Q:What materials can be carbonitriding?: Low temperature carbonitriding for high alloy tool steel, high-speed steel tools, etc., in temperature carbonitriding is under great pressure not only in carbon steel wear parts, high temperature carbonitriding is mainly used for medium carbon steel and alloy steel under great pressure.

Q:How does carbon impact the pH balance of oceans?: Carbon dioxide (CO2) released into the atmosphere is absorbed by the oceans, leading to a process called ocean acidification. When CO2 dissolves in seawater, it reacts with water to form carbonic acid, which then releases hydrogen ions, increasing the acidity of the water. This increase in acidity disrupts the pH balance of the oceans, making them more acidic. The increased acidity has numerous negative impacts on marine life and ecosystems. Many marine organisms, such as coral reefs, shellfish, and phytoplankton, rely on calcium carbonate to build their shells and skeletons. However, in more acidic waters, calcium carbonate becomes scarcer, making it harder for these organisms to maintain their structures. This can lead to weakened shells, reduced growth, and even death. Ocean acidification also affects the reproductive and physiological processes of marine organisms. For example, it can interfere with the development of fish larvae and disrupt the ability of some species to detect predators or find food. Additionally, the increased acidity can also harm the organisms that depend on these species for food, creating a ripple effect throughout the food chain. Furthermore, ocean acidification can impact the overall health and functioning of marine ecosystems. Coral reefs, often referred to as the "rainforests of the sea," provide habitats for a vast array of marine species. As the acidity of the oceans increases, coral reefs become more vulnerable and are at greater risk of bleaching and ultimately dying off. This loss of coral reefs would have devastating consequences for the biodiversity and productivity of marine ecosystems. In conclusion, the increase in carbon dioxide levels in the atmosphere leads to the absorption of CO2 by the oceans, resulting in ocean acidification. This process disrupts the pH balance of the oceans, making them more acidic. The increased acidity has detrimental effects on marine life, including the ability of organisms to build shells, reproduce, and function within their ecosystems. Addressing the issue of carbon emissions is crucial to mitigating the negative impacts of carbon on the pH balance of oceans and preserving the health and integrity of marine ecosystems.

Q:When will amines be fertilized?: Avoid high temperature applications. The temperature is below 20 DEG C when ammonium bicarbonate is relatively stable, high temperature or moisture in the product exceeds a certain standard, is easy to be decomposed into ammonia and carbon dioxide emissions in the air, causing loss of nitrogen fertilizer. According to the test results show that the winter crops better than urea and ammonium carbonate. Because the temperature is low in winter, the process of urea conversion is long, but the ammonium carbonate can be directly absorbed without conversion.

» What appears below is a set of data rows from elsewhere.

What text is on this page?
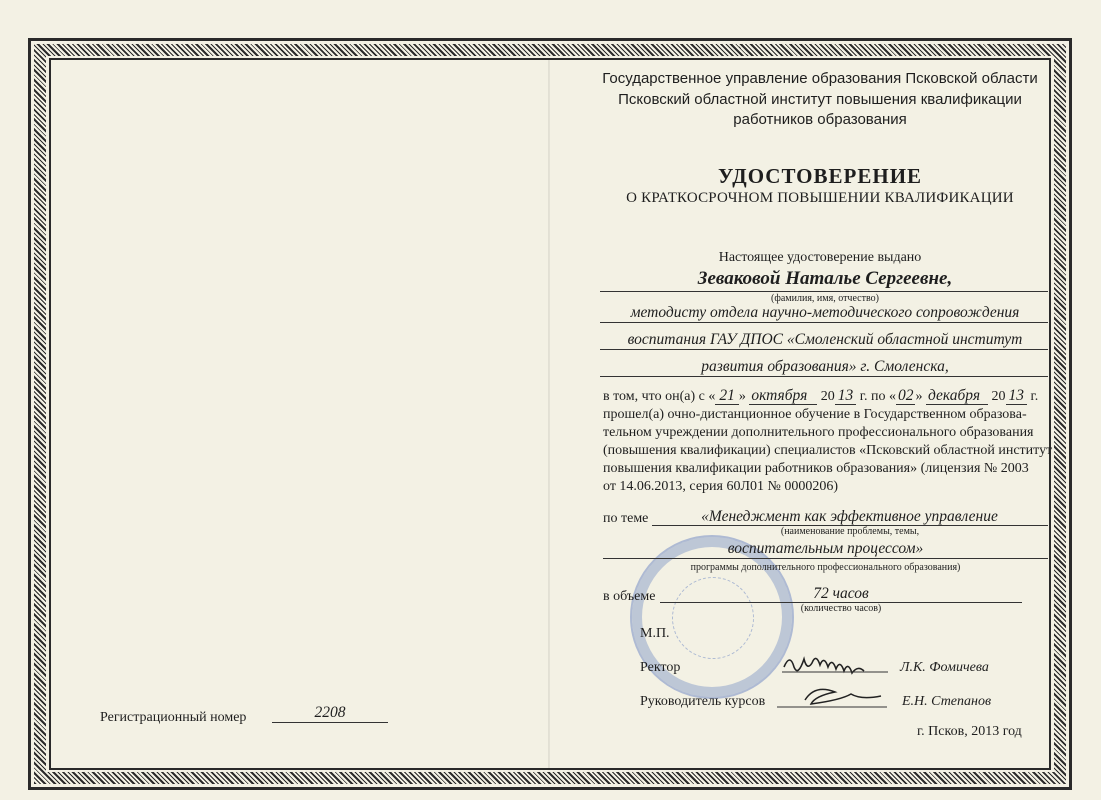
Государственное управление образования Псковской области
Псковский областной институт повышения квалификации
работников образования
УДОСТОВЕРЕНИЕ
О КРАТКОСРОЧНОМ ПОВЫШЕНИИ КВАЛИФИКАЦИИ
Настоящее удостоверение выдано
Зеваковой Наталье Сергеевне,
(фамилия, имя, отчество)
методисту отдела научно-методического сопровождения
воспитания ГАУ ДПОС «Смоленский областной институт
развития образования» г. Смоленска,
в том, что он(а) с « 21 » октября 20 13 г. по « 02 » декабря 20 13 г.
прошел(а) очно-дистанционное обучение в Государственном образова-
тельном учреждении дополнительного профессионального образования
(повышения квалификации) специалистов «Псковский областной институт
повышения квалификации работников образования» (лицензия № 2003
от 14.06.2013, серия 60Л01 № 0000206)
по теме	«Менеджмент как эффективное управление
(наименование проблемы, темы,
воспитательным процессом»
программы дополнительного профессионального образования)
в объеме	72 часов
(количество часов)
М.П.
Ректор	Л.К. Фомичева
Руководитель курсов	Е.Н. Степанов
г. Псков, 2013 год
Регистрационный номер	2208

It is beneficial to the early growth and fast growth of winter crops. In addition, when applied to the soil ammonium bicarbonate, ammonium ion dissociation can be directly by soil colloid adsorption, and urea to winter crop soil, urea was dissolved in the soil solution in the molecular state, but not by soil colloid adsorption, it is more likely to cause the loss of nutrientsThe use of ammonium bicarbonate does not mix with alkaline fertilizers, which can lead to loss of nitrogen nutrients, resulting in low fertilizer efficiency. Using ammonium hydrogen carbonate friends should know that not with urea and ammonium hydrogen carbonate mixed fertilizer, ammonium bicarbonate if mixed with urea, urea conversion rate will not only extend, and will accelerate the volatilization of urea.Ammonium bicarbonate extremely volatile, so to avoid the ground using ammonium bicarbonate, ammonium bicarbonate has strong corrosion on leaf blade, easy to burn, can not be used as a foliar spray. There is one thing to note is that if the soil drought, even deep application coverage, can not be dissolved in ammonium bicarbonate, better soil moisture using ammonium bicarbonate, can reduce the volatilization loss, improve efficiency

Q:What is diamond?: Valued highly for its exceptional hardness, brilliance, and rarity, diamond is a precious gemstone. It is a form of carbon that has undergone intense heat and pressure deep within the Earth's mantle, resulting in its unique crystal structure. Diamond is known for its dazzling sparkle and is transparent and colorless, though it can also occur in various colors, such as yellow, blue, pink, and green, due to impurities during its formation. The brilliance of diamonds is maximized by cutting and polishing them into different shapes, making them popular in jewelry. Moreover, their remarkable durability allows them to be extensively used in industrial applications, including cutting, grinding, and drilling, due to their strength. Ultimately, the extraordinary beauty, durability, and scarcity of diamond have made it one of the world's most sought-after gemstones.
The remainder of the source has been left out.